I faltered when I saw the wound. “Hold still,” I ordered as I swabbed it with an alcohol wipe to get a better look. “There’s something here.”

Vivi wasn’t paying attention. “We are going to get her back, Iris,” she said as she stared at the ceiling, still unconcerned by the pain. “I will not live in a world without her.”

“I agree,” I said, but it was my turn to be absentminded. There was something translucent curled up inside her flesh. I used the fine point of Grey’s knife to lift it out. It wasn’t hard to dislodge: a single, anemic flower. I gave it a gentle tug and plucked it from her wound, tiny root system and all. The same kind of flower that had taken over the dead man’s body. The same kind of flower that had been growing from Grey’s eyes in the photograph.

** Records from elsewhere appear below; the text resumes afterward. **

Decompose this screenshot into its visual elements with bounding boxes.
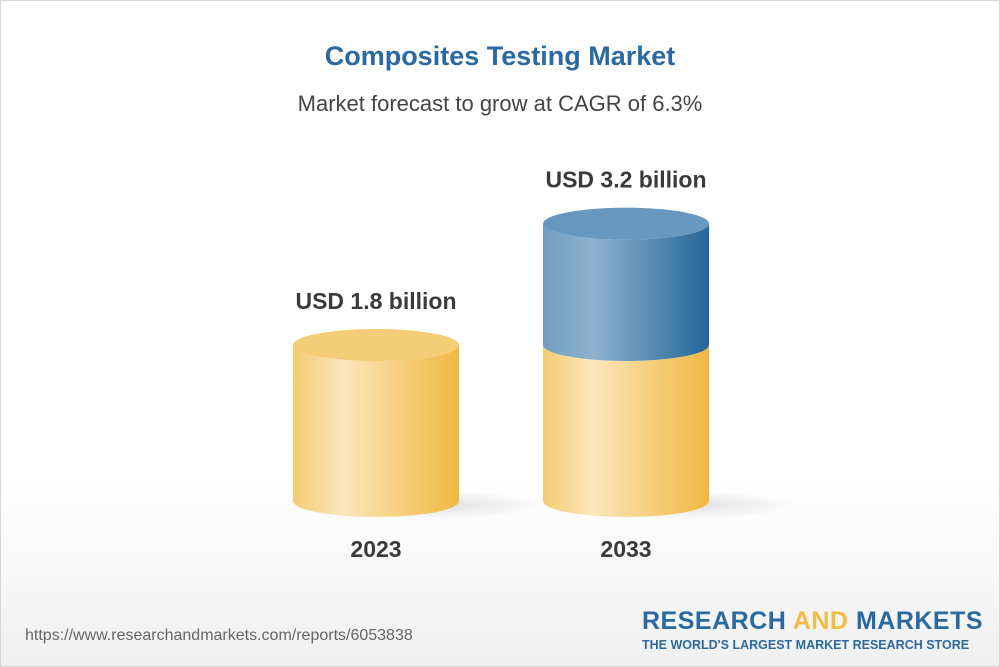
- data-label: USD 3.2 billion: [545, 167, 706, 193]
- cylinder-base-2033: [543, 345, 709, 517]
- cylinder-growth-2033: [543, 223, 709, 361]
- cylinder-base-2023: [293, 345, 459, 517]
- cylinder-chart: USD 1.8 billion 2023 USD 3.2 billion 2033: [293, 167, 796, 562]
- data-label: USD 1.8 billion: [295, 288, 456, 314]
- chart-subtitle: Market forecast to grow at CAGR of 6.3%: [297, 91, 703, 116]
- category-label: 2023: [350, 536, 401, 562]
- cylinder-top: [293, 329, 459, 361]
- source-url[interactable]: https://www.researchandmarkets.com/repor…: [25, 627, 413, 644]
- category-label: 2033: [600, 536, 651, 562]
- cylinder-top: [543, 207, 709, 240]
- chart-title: Composites Testing Market: [324, 41, 676, 71]
- research-and-markets-logo: RESEARCH AND MARKETS THE WORLD'S LARGEST…: [642, 607, 984, 652]
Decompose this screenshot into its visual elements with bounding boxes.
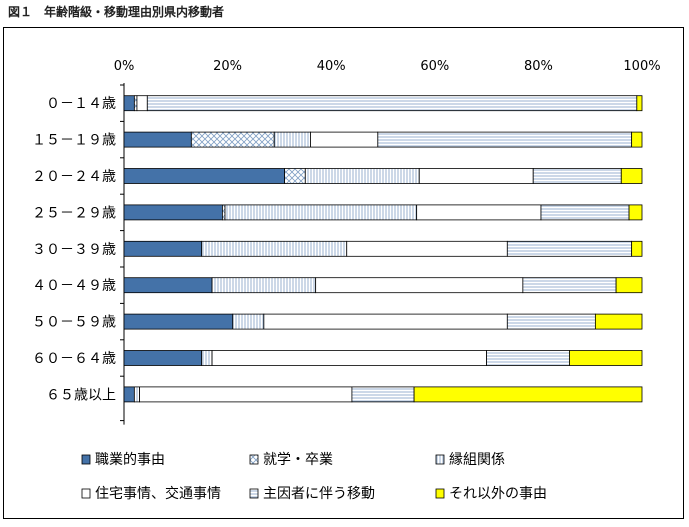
legend-swatch <box>81 454 91 465</box>
x-tick-label: 80% <box>524 59 553 74</box>
legend-label: 就学・卒業 <box>263 452 333 468</box>
bar-segment <box>123 386 135 403</box>
category-label: ６０－６４歳 <box>32 351 116 367</box>
figure-title: 図１ 年齢階級・移動理由別県内移動者 <box>8 5 225 19</box>
bar-segment <box>413 386 643 403</box>
legend-label: 縁組関係 <box>449 452 505 468</box>
category-label: ０－１４歳 <box>46 96 116 112</box>
bar-segment <box>304 168 420 184</box>
bar-segment <box>416 204 542 221</box>
bar-segment <box>620 168 643 184</box>
bar-segment <box>123 204 223 221</box>
x-tick-label: 100% <box>623 59 660 74</box>
category-label: １５－１９歳 <box>32 133 116 149</box>
bar-segment <box>636 95 643 112</box>
bar-segment <box>123 350 203 366</box>
bar-segment <box>506 313 596 330</box>
chart-frame: 0% 20% 40% 60% 80% 100% ０－１４歳 １５－１９歳 ２０－２４歳 ２５－２９… <box>3 27 684 519</box>
category-label: ４０－４９歳 <box>32 278 116 294</box>
x-tick-label: 20% <box>213 59 242 74</box>
legend-label: 住宅事情、交通事情 <box>95 485 221 502</box>
legend-swatch <box>249 488 259 499</box>
bar-segment <box>224 204 418 221</box>
bar-segment <box>532 168 622 184</box>
bar-segment <box>146 95 638 112</box>
bar-segment <box>123 95 135 112</box>
bar-segment <box>201 350 213 366</box>
legend-label: それ以外の事由 <box>449 486 547 502</box>
category-label: ６５歳以上 <box>46 387 116 403</box>
bar-segment <box>211 277 317 294</box>
bar-segment <box>139 386 353 403</box>
bar-segment <box>346 240 508 257</box>
bar-segment <box>418 168 534 184</box>
legend-label: 職業的事由 <box>95 452 165 468</box>
bar-segment <box>136 95 148 112</box>
bar-segment <box>631 131 643 148</box>
bar-segment <box>506 240 633 257</box>
bar-segment <box>351 386 415 403</box>
bar-segment <box>190 131 275 148</box>
bar-segment <box>123 240 203 257</box>
category-label: ２５－２９歳 <box>32 205 116 221</box>
bar-segment <box>123 131 192 148</box>
bar-segment <box>310 131 379 148</box>
bar-segment <box>211 350 488 366</box>
bar-segment <box>569 350 643 366</box>
legend-swatch <box>435 488 445 499</box>
category-label: ２０－２４歳 <box>32 169 116 185</box>
category-label: ３０－３９歳 <box>32 242 116 258</box>
bar-segment <box>123 168 285 184</box>
category-label: ５０－５９歳 <box>32 315 116 331</box>
bar-segment <box>522 277 617 294</box>
legend-swatch <box>249 454 259 465</box>
bar-segment <box>232 313 265 330</box>
x-tick-label: 60% <box>420 59 449 74</box>
stacked-bar-chart: 0% 20% 40% 60% 80% 100% ０－１４歳 １５－１９歳 ２０－２４歳 ２５－２９… <box>32 59 661 502</box>
bar-segment <box>540 204 630 221</box>
bar-segment <box>631 240 643 257</box>
bar-segment <box>594 313 643 330</box>
x-tick-label: 0% <box>114 59 135 74</box>
bar-segment <box>201 240 348 257</box>
bar-segment <box>615 277 643 294</box>
bar-segment <box>133 386 140 403</box>
bar-segment <box>486 350 570 366</box>
x-tick-label: 40% <box>317 59 346 74</box>
legend-swatch <box>81 488 91 499</box>
legend-label: 主因者に伴う移動 <box>263 486 375 502</box>
bar-segment <box>284 168 306 184</box>
legend-swatch <box>435 454 445 465</box>
bar-segment <box>123 277 213 294</box>
bar-segment <box>315 277 524 294</box>
bar-segment <box>273 131 311 148</box>
bar-segment <box>123 313 234 330</box>
bar-segment <box>263 313 508 330</box>
bar-segment <box>628 204 643 221</box>
bar-segment <box>377 131 633 148</box>
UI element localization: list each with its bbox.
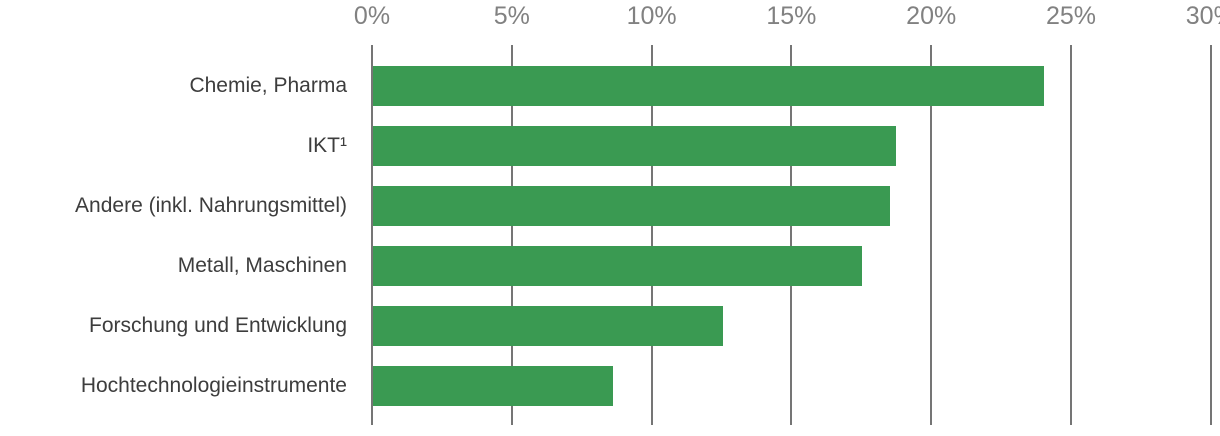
category-label: Hochtechnologieinstrumente	[80, 374, 347, 397]
bar	[373, 126, 896, 166]
bar	[373, 306, 723, 346]
gridline	[930, 45, 933, 425]
gridline	[650, 45, 653, 425]
bar	[373, 246, 863, 286]
gridline	[790, 45, 793, 425]
bar	[373, 366, 614, 406]
gridline	[510, 45, 513, 425]
gridline	[1070, 45, 1072, 425]
category-label: IKT¹	[307, 134, 347, 157]
x-axis-tick-label: 10%	[626, 2, 677, 30]
x-axis-tick-label: 20%	[906, 2, 957, 30]
gridline	[1209, 45, 1212, 425]
category-label: Andere (inkl. Nahrungsmittel)	[75, 194, 347, 217]
x-axis-tick-label: 25%	[1045, 2, 1097, 30]
bar	[373, 66, 1045, 106]
x-axis-tick-label: 0%	[353, 2, 391, 30]
bar	[373, 186, 891, 226]
gridline	[371, 45, 373, 425]
category-label: Chemie, Pharma	[189, 74, 347, 97]
x-axis-tick-label: 5%	[493, 2, 530, 30]
category-label: Forschung und Entwicklung	[89, 314, 347, 337]
x-axis-tick-label: 30%	[1185, 2, 1220, 30]
category-label: Metall, Maschinen	[177, 254, 347, 277]
x-axis-tick-label: 15%	[766, 2, 817, 30]
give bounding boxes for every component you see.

It had been budding inside Vivi, feeding off her blood, blooming in her scored-open flesh.

What the hell was going on?

I twirled the bloody flower in my fingers and felt suddenly, desperately sick. My throat swelled. I swallowed a sob. Grey was gone, and the weirdness I’d been trying so desperately to escape had found me again.

“At least I’ll have a gnarly scar. Chicks dig scars, right? Does it look infected?” Vivi asked. I crushed the bloom between my fingers before she could see it. Acknowledging it made it real—and I was not ready for whatever was happening to be real.

“It’s fine,” I said as I dressed her arm with more iodine and wrapped it in gauze, hoping that would be enough to prevent any more gardens from sprouting out of her. “I think it’s time to call the police.”